Bu ve benzeri ayet-i kerimeler dinî hasebi ve iman nesebi ile itibar kazananları müjdelemektedir. Kim bu zikredilen meziyetleri haiz ve ahlâkını da bunlarla bezetmiş ise, soyu müslüman bir aileden gelmese bile hasep sahibidir, gerçek itibarı elde etmiş demektir.

İtibar sahibi ise kerimdir, eli açık ve yardımseverdir. Hayâ eder, kapıya geleni boş çevirmez. Derdi olanı çaresiz, darda olanı yalnız bırakmaz. Allah Tealâ en iyisini bilendir.

* Kelâbâzî, Bahrü’l-Fevâid, s. 645, Hadis no. 750. Hadis, İmam Kelâbâzî rh.a.’in müstakil rivayetlerindendir.
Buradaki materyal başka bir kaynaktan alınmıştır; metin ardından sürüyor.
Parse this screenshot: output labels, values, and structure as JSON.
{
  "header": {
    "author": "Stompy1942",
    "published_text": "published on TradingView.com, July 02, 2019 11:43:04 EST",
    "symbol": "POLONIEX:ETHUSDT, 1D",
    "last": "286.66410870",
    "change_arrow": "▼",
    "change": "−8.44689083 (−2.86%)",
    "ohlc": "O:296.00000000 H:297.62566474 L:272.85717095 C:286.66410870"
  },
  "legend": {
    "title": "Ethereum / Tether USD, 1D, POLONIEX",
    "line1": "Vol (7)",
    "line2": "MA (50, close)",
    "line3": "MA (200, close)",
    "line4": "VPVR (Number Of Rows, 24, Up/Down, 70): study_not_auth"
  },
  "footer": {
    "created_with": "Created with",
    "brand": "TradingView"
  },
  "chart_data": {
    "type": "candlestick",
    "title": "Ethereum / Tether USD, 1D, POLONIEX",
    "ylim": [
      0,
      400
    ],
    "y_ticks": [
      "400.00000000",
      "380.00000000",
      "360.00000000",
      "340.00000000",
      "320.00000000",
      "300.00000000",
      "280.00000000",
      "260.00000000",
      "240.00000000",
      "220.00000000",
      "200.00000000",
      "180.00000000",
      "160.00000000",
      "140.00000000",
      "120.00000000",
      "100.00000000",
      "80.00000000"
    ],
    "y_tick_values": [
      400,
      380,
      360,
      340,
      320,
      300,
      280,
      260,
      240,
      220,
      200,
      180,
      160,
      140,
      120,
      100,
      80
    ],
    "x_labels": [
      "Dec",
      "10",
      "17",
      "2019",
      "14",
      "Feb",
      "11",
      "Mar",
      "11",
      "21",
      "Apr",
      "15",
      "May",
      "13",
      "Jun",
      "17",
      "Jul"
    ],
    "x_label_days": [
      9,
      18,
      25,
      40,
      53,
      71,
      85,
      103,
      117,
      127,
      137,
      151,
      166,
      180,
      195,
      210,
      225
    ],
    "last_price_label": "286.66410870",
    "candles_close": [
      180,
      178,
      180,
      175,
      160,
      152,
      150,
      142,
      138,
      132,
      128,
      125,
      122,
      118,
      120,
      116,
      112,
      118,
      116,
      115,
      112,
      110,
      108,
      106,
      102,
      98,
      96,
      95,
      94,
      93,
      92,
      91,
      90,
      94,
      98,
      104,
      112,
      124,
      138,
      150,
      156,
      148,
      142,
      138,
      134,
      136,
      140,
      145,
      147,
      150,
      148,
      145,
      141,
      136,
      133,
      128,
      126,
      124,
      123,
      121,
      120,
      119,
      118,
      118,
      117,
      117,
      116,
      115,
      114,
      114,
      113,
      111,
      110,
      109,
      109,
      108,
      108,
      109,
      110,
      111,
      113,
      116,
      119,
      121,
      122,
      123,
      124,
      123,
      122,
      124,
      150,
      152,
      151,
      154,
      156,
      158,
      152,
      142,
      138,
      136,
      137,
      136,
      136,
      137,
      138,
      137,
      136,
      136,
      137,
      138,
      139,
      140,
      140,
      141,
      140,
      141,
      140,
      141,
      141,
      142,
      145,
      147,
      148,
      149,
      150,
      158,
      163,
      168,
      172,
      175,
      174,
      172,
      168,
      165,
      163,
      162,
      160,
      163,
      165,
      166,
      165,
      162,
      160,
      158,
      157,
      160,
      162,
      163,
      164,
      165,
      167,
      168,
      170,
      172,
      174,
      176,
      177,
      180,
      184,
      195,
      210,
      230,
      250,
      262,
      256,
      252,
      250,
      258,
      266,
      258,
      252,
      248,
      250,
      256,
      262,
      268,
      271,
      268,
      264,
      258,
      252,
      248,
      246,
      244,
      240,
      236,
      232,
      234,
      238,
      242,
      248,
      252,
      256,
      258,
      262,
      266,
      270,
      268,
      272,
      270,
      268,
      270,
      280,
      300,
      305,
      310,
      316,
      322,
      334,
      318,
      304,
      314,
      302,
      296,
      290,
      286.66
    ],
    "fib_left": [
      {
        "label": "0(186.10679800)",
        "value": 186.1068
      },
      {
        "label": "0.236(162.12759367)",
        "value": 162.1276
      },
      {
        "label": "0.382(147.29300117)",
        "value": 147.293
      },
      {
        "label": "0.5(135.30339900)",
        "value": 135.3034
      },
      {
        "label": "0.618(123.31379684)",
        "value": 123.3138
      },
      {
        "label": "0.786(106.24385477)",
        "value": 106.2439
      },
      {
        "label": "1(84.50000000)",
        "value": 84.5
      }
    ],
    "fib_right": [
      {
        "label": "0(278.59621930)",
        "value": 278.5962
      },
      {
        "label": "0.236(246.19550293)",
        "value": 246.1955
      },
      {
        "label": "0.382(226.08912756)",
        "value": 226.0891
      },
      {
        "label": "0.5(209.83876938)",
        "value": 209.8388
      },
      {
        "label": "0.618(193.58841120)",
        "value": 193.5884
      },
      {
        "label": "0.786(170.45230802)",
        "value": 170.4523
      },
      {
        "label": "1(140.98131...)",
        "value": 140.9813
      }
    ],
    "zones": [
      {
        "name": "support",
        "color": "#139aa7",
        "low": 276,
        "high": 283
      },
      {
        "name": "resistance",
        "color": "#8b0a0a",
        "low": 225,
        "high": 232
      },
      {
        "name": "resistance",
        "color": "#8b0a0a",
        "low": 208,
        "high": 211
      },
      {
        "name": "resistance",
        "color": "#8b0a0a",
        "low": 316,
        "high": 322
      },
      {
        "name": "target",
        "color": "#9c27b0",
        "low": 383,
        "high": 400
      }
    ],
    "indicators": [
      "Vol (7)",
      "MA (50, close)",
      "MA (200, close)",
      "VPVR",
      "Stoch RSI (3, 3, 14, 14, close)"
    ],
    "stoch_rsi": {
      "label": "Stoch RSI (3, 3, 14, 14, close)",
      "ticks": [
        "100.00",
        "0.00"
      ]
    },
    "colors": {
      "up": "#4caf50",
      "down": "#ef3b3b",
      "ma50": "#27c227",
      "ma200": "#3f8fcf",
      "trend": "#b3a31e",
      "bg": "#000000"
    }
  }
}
Bilindiği üzere İmam Kelâbâzî hicri 4. asır muhaddis ve hafızlarındandır. Rivayetleri, meşhur hadis âlimlerine kaynak olmuştur. "Fethu’l-Bârî" müellifi İbn Hacer Askalânî, "Bahru’r-Râik" müellifi Zeyn b. İbrahim el-Hanefî, "el-Beyan" müellifi İbrahim b. Muhammed el-Hüseynî, "Muvatta" şârihi ez-Zerkânî, "Tavzîhü’l-Makâsıd" müellifi Ahmed b. İbrahim el-Hanbelî, "Câmiu’t-Tirmizî" şârihi el-Mübarekfûrî, "Feyzü’l-Kadir" müellifi Abdurrauf el-Münâvî gibi meşhur hadis âlimleri eserlerinde İmam Kelâbâzî'den nakiller yapmışlardır.

** Kibrît-i Ahmer (Kırmızı Kükürt): Eski kültürlerde kimyasal işlemle madenleri altına dönüştürücü özelliği olduğuna inanılan, nadir bulunan, çok değerli bir iksir. Bu özelliğinden dolayı Kibrît-i Ahmer kavramı zamanla kimya dışında sembolik anlatımlar için kullanılmıştır. Tasavvufun kimya dilini kullanmasından dolayı, zaman içerisinde mutluluğu elde etmek anlamına gelen “kimyâ-yı saâdet” gibi yeni kavramlar da oluşmuştur. Kibrît-i ahmer sözü ise kıymetli ve nadir bulunan varlıkları (mürşid-i kâmili) ifade etmede kullanılır. Dönüştürme ve mükemmel kılma gücü de olan kibrît-i ahmer, kazandığı tasavvufî anlamlarla klasik Türk şiirinde işlenmiştir. (Bkz. Mehmet Korkut Çeçen, Eski Kimyada Kibrit-i Ahmer Teriminin Türk Şiirine Yansımaları.)